QST has several disadvantages. While it is quantifiable, QST is still a subjective test that remains operator-dependent. In addition, the parameters of QST are sensitive to the different methodological aspects of the test. These parameters include the site of testing, the pressure applied to the stimulator, the stimulator size, and subject training. The inference that can be made from results obtained by these methods to measure sensory dysfunction is not as clear in central nervous system disorders as it is in peripheral nerve disorders. An example is testing of vibration thresholds, which do not strictly reflect dorsal column function [8,13]. An additional hurdle to applying QST in the SCI population is that the test can be time consuming if many dermatomes are tested. And if selected dermatomes are to be tested, then what criteria will be used to select them? Nevertheless, sensory dysfunction studies in SCI that use QST methods are starting to surface [21-23]. It appears that these methods may be useful in the study of the central pain that occurs following SCI [23].

Functional magnetic resonance imaging (MRI) is yet another recently developed technique that can correlate sensory function with neural activity [24]. It indirectly measures neural activity by detecting changes in regional cerebral blood flow and uses this measurement as a surrogate marker for neural function. The main limitation of this method has been the limited resolution of this technique when it is applied to such small structures as the spinal cord. However, with further development, spinal cord studies are now becoming possible [25].

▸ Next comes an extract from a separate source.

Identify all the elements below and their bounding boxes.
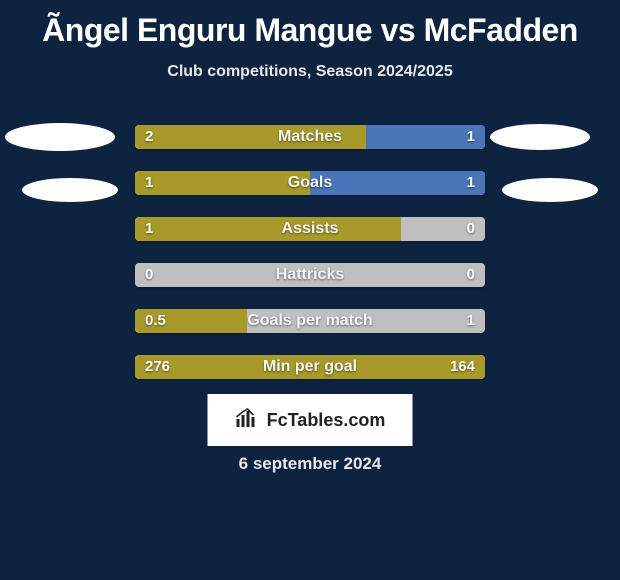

Experimental animal SCI studies have not included the testing of sensory function as a measure of the neurological deficit or its recovery [9]. It is understandable, since the available tests of sensory function, which record the time for limb withdrawal to a noxious stimulus, are difficult to interpret in animals whose limbs are paralyzed. However, these sensory tests may be applicable to animals with incomplete SCI. The incorporation of these tests will become important as the field of transplantation advances. If sensory testing is not incorporated, then the effects of transplants with regard to sensory function may be overlooked. These effects also include negative consequences, such as an increase in pain. It would be critical to have this type of information before transferring transplantation strategies to the human SCI.


Sensory testing as a measure of functional recovery has remained relatively simple in the human SCI, and absent in animal SCI studies. The refinement of these tests for application to the human SCI and the incorporation of tests in animal SCI studies should yield additional valuable information.